With 9 months of the year officially behind us, I thought it would be timely to provide a review of YTD split placements among our membership. This morning, the September jobs report showed a modest decline in jobs growth from August, but the US unemployment rate shrank to 3.5%, a 50-year low. Within NPAworldwide, many members are still experiencing near-record hiring activity, although there are certainly pockets that are less robust. Overall split placement revenue is up in our network 20% compared to this time last year. This is a combination of both more placements as well as higher salaries. Some of the things we are noticing:
- The largest areas of placement activity are engineering/operations/manufacturing, closely followed by our cross-industry sector (HR, sales, marketing, business development and other areas that are not industry-specific). Technology is next, in spite of some reported layoffs in Big Tech. Some of the common job titles we are seeing include:
- Manufacturing Engineer
- VP of Engineer
- Logistics professionals
- Supply chain professionals
- Sales executives
- International Marketing executives
- Account Managers
- HR Managers
- Salaries are increasing quickly. In fact salaries above US $100K annually are our top sector, and are more than double the next highest sector this year, which is US 90K – $100K annually. This is also a year-over-year increase. The higher salaries are not necessarily correlating to higher-level roles, either. In past years, salaries over $100K would have been almost exclusively C-level or other very senior roles; now we are see them for a much wider range of positions.
- The number of split placements has increased about 10% compared to last year.

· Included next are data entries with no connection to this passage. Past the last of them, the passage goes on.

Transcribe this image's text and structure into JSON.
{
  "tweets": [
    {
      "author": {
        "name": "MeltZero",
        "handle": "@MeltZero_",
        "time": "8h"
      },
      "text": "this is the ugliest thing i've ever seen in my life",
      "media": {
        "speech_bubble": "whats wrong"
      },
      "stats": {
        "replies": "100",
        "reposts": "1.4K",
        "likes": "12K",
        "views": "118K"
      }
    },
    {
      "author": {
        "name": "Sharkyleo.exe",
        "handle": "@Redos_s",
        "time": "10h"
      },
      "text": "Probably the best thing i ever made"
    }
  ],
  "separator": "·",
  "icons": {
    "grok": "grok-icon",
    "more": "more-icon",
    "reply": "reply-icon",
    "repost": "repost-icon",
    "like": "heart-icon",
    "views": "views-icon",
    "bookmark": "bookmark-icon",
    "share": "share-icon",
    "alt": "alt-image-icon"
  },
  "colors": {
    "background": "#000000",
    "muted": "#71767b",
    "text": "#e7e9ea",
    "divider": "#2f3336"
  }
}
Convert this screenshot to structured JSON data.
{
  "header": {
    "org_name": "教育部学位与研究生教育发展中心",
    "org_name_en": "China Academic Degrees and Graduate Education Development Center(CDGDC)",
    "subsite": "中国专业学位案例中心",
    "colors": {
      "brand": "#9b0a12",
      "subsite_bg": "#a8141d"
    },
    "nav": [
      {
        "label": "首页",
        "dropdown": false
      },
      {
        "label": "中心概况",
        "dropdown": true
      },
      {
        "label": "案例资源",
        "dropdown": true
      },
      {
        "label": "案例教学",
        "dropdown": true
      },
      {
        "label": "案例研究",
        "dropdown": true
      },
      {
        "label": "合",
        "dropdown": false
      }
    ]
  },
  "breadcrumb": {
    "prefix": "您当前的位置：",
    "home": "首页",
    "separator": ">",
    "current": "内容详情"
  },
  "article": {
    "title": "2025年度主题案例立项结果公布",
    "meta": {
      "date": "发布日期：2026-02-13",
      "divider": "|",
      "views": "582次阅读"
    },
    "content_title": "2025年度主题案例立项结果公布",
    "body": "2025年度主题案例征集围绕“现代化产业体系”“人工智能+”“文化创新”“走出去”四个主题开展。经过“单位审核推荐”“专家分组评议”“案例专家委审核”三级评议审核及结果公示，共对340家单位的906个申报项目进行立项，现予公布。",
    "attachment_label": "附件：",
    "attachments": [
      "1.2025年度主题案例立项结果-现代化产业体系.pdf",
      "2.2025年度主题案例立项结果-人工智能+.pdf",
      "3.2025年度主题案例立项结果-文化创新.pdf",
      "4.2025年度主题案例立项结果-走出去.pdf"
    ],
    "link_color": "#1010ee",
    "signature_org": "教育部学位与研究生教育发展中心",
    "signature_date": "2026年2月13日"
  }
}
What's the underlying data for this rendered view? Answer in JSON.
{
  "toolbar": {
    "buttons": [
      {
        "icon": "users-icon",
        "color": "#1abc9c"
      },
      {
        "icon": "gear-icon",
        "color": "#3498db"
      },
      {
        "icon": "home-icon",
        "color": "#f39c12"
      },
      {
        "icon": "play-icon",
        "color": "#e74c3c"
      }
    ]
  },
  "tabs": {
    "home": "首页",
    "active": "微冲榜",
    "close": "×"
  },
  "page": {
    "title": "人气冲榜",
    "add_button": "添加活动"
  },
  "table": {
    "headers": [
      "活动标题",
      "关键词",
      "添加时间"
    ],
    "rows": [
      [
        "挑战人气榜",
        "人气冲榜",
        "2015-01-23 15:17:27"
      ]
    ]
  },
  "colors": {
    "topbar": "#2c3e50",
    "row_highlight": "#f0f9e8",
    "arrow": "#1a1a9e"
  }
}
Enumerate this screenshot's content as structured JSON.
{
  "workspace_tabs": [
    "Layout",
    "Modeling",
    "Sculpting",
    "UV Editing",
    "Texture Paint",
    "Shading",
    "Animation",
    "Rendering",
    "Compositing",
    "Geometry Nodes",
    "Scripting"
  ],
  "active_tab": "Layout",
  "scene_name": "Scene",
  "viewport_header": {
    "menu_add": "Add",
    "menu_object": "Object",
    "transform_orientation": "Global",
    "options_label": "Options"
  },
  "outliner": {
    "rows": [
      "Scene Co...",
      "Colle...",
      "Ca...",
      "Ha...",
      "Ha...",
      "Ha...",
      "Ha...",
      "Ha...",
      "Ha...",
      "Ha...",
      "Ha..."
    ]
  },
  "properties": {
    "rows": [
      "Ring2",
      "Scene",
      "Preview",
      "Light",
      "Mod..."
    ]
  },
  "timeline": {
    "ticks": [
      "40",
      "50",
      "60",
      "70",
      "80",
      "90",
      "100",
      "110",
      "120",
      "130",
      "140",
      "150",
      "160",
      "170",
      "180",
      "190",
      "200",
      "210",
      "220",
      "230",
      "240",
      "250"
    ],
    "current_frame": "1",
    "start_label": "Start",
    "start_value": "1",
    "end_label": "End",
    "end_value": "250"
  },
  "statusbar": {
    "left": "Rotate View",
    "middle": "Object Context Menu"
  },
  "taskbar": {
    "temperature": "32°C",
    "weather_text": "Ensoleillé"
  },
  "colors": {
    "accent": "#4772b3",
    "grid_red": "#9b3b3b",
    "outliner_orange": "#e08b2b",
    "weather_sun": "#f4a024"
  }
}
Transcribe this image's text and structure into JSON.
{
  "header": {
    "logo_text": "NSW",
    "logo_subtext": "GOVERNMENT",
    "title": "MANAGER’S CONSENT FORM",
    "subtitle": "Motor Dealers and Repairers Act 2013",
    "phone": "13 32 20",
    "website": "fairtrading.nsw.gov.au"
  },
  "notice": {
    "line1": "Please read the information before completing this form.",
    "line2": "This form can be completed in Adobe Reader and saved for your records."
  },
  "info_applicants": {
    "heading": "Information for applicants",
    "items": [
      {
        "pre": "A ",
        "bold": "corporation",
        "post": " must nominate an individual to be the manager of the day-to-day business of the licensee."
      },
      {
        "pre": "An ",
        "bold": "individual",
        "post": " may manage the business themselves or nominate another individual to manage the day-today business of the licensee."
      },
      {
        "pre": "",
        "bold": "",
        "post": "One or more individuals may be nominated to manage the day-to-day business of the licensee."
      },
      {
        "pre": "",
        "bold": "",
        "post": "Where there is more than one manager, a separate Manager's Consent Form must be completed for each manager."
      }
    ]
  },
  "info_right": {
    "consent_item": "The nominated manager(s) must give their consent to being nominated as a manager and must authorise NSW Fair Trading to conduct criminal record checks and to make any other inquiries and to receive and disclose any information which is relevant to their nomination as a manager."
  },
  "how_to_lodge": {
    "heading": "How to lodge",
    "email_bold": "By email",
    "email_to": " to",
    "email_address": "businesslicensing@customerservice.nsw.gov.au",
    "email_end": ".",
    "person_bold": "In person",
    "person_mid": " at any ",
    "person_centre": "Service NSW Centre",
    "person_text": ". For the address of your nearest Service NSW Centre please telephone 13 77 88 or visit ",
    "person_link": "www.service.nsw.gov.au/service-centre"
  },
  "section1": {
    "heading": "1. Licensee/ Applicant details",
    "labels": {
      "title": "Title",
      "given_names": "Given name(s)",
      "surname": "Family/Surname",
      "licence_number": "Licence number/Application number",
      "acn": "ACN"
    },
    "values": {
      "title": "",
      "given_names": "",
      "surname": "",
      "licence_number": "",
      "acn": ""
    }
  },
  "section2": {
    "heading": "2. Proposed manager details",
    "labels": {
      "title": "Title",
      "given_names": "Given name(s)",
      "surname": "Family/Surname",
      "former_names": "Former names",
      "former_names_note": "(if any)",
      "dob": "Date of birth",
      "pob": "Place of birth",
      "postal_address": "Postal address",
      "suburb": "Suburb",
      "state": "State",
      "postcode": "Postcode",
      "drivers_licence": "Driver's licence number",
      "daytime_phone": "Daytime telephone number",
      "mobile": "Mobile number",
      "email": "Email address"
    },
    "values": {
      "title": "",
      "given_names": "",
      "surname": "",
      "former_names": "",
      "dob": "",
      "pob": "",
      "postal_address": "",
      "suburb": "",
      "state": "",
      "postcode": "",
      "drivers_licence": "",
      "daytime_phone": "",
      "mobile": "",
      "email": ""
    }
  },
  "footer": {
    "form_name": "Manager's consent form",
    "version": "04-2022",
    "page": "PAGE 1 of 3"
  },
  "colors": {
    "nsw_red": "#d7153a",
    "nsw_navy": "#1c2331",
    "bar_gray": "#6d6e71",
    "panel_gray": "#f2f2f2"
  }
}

Split placements are effective in multiple market conditions. When the market is hot, split placement partners can help you find candidates more quickly. When your occupational niche or geographic market slows down, working with partners can create new business opportunities and help balance cash flow fluctuations. Demographic realities suggest that candidate-short market conditions are likely to persist for a number of years even if there is an economic slowdown. If you haven’t considered splits, now is a perfect time to evaluate how that can fit into your business mix.